The class, offered exclusively fall 2012, will analyze and discuss vampires in literature and film, from Bram Stoker’s classic “Dracula” to “Buffy the Vampire Slayer” to modern manifestations such as Stephenie Meyer’s “Twilight” and the show “True Blood.”
“Really what we’re doing here is defining the genre, defining the elements of vampire literature and film,” Restivo said.
Restivo said vampire literature explores a variety of themes, from romance to religion to HIV.
“I think that’s important, to be able to see the connection with the theme and content from very elevated sort of classical literature to the more pop culture stuff, and to see that they do connect,” he said. “You can have critical, meaningful discussions and analysis of very popular texts.”
He said that while vampire literature has been around for ages, recent authors have revitalized it by focusing on a new demographic.
“Charlaine Harris with the ‘True Blood’ series and then Stephenie Meyer with ‘Twilight’ really kind of brought [vampires] to teens,” he said. “When you bring stuff to teens and it explodes, it explodes at a societal and a cultural level.”

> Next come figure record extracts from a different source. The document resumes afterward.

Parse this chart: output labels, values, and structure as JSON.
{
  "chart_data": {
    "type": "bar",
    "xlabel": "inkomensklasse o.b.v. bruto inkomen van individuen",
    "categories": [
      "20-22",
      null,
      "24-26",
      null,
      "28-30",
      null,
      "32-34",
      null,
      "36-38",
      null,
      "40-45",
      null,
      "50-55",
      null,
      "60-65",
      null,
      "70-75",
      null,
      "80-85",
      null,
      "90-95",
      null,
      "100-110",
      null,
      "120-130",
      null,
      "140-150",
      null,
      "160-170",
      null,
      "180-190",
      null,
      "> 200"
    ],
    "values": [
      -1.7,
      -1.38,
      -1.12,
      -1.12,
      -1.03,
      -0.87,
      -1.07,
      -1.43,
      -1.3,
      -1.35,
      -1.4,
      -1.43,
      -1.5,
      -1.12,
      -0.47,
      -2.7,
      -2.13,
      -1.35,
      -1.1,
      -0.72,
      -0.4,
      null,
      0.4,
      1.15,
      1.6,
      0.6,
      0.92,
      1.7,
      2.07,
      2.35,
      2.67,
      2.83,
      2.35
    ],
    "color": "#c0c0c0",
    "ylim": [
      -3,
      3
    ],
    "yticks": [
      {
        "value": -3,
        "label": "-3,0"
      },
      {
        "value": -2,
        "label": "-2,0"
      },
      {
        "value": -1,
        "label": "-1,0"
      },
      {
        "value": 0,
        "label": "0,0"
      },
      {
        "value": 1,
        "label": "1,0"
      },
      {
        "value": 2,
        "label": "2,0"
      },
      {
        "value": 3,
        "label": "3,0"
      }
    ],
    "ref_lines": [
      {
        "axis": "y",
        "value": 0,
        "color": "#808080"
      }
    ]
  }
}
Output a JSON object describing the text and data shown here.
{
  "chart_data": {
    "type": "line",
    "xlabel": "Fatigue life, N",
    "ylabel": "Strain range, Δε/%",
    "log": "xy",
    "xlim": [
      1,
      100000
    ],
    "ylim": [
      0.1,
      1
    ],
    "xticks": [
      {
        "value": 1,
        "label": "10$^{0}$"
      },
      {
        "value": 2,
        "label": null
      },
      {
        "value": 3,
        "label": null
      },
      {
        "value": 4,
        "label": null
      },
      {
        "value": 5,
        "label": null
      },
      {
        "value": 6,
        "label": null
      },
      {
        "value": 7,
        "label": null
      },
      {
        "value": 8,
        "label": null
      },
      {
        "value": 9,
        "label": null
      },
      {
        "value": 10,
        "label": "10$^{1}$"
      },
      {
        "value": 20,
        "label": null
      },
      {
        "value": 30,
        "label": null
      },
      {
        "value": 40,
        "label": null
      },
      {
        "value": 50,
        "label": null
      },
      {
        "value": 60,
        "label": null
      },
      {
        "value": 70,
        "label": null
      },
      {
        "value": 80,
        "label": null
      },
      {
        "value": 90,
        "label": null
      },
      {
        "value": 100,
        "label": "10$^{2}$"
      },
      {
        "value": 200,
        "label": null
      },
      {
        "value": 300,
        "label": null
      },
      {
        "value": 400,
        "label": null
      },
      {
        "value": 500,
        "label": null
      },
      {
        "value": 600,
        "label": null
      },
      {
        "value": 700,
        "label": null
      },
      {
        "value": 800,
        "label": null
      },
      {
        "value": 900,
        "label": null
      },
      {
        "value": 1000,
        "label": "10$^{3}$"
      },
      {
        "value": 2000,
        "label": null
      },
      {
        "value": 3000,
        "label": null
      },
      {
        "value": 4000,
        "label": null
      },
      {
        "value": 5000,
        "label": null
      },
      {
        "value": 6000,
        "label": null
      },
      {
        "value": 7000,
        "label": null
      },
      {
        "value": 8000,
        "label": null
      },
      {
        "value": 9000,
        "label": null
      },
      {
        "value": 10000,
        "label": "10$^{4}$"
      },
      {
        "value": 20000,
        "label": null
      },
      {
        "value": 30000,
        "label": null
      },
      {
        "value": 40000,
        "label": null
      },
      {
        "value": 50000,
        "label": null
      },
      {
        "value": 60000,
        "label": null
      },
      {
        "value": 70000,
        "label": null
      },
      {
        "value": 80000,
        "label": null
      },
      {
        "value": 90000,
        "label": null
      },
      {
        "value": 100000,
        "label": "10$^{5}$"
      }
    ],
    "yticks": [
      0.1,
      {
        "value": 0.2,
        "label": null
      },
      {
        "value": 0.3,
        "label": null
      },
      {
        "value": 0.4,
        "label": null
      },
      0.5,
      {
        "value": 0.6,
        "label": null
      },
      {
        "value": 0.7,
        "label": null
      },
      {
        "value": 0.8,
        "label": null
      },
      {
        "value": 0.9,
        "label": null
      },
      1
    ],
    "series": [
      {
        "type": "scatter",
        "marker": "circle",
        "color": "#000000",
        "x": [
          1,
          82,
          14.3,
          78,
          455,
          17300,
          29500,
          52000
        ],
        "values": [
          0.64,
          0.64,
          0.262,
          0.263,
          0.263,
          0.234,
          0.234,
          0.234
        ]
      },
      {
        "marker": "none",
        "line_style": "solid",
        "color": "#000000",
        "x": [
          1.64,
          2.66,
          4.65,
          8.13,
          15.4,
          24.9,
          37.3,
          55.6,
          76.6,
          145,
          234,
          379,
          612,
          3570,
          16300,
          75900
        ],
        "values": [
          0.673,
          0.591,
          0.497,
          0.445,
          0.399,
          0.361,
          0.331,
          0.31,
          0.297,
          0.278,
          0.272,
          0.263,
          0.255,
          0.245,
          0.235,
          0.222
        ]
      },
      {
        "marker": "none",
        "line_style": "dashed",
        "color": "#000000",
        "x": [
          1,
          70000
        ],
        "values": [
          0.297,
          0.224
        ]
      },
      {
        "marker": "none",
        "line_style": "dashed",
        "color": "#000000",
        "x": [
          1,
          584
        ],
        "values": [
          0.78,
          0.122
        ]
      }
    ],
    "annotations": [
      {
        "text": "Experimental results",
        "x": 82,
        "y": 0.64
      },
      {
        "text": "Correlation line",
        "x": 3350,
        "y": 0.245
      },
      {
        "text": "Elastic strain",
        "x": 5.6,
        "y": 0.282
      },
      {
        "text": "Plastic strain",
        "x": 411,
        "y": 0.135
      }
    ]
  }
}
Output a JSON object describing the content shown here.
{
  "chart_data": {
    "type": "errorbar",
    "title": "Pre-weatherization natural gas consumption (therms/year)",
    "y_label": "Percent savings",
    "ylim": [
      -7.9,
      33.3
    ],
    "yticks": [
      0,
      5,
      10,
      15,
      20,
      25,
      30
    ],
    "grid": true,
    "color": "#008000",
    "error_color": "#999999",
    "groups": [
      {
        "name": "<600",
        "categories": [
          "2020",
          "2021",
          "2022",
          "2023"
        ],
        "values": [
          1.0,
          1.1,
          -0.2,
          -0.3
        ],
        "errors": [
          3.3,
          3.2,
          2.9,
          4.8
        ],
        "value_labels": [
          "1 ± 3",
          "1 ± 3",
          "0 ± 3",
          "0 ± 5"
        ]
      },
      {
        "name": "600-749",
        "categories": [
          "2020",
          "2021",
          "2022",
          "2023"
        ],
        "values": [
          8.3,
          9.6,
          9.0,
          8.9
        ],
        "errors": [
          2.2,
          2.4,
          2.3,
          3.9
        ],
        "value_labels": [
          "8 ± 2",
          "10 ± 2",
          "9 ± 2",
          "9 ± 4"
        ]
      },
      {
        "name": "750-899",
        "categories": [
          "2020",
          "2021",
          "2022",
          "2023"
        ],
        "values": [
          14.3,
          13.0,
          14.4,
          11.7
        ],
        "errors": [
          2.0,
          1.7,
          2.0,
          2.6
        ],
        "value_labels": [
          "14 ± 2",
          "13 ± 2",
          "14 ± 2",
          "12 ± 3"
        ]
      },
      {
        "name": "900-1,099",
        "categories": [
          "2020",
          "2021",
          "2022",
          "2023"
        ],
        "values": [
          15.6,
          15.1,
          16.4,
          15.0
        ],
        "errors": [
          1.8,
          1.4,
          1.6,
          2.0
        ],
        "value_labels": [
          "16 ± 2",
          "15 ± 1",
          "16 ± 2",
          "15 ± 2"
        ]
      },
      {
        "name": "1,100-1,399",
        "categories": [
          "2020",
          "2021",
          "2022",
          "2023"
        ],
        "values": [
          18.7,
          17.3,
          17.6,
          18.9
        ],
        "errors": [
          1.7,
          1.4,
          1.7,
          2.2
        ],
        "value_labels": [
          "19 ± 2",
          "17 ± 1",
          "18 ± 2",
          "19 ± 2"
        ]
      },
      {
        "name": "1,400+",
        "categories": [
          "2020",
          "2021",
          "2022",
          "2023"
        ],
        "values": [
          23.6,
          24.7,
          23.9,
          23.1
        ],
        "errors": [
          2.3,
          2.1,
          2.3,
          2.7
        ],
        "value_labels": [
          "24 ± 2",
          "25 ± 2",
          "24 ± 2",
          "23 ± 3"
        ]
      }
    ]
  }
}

Despite some negative stigma surrounding the young adult “Twilight” series, Restivo said the course would cover Meyer’s books.
“How could you go 16 weeks in a course and not talk about ‘Twilight’ when it has resurrected the genre essentially?” he said. “Whether that is quality literature or brain candy or whatever, you have to talk about it, and I will.”
However students feel about “Twilight,” Restivo said it will not impact where they stand in the course.
“We will not tolerate vampire snobs,” he said. “We will embrace you, but nobody is going to condemn others for not having the obsession of vampire trivia and knowledge that others have.”
Anna Ladd, student, said the course could be a good segue for those who don’t usually read classic novels.
“I guess you have people going in to talk about ‘Twilight’ and then reading ‘Dracula,'” she said. “That could be cool.”
Rachel Mullenbruch, student, said her main concern was the relevance of the course to a degree.
”I’m just trying to imagine how a class like that would transfer,” she said. “It just doesn’t seem very practical.”
In the end, Restivo said the goal was to get students reading and thinking.
”It’s like tricking the students, it really is,” he said. “It’s like hiding vegetables in a really tasty fruit smoothie, because they’re going to be doing stuff every class period that they really like, but every single day they’ll be doing stuff that they tell you they hate like analyzing and synthesizing and researching.”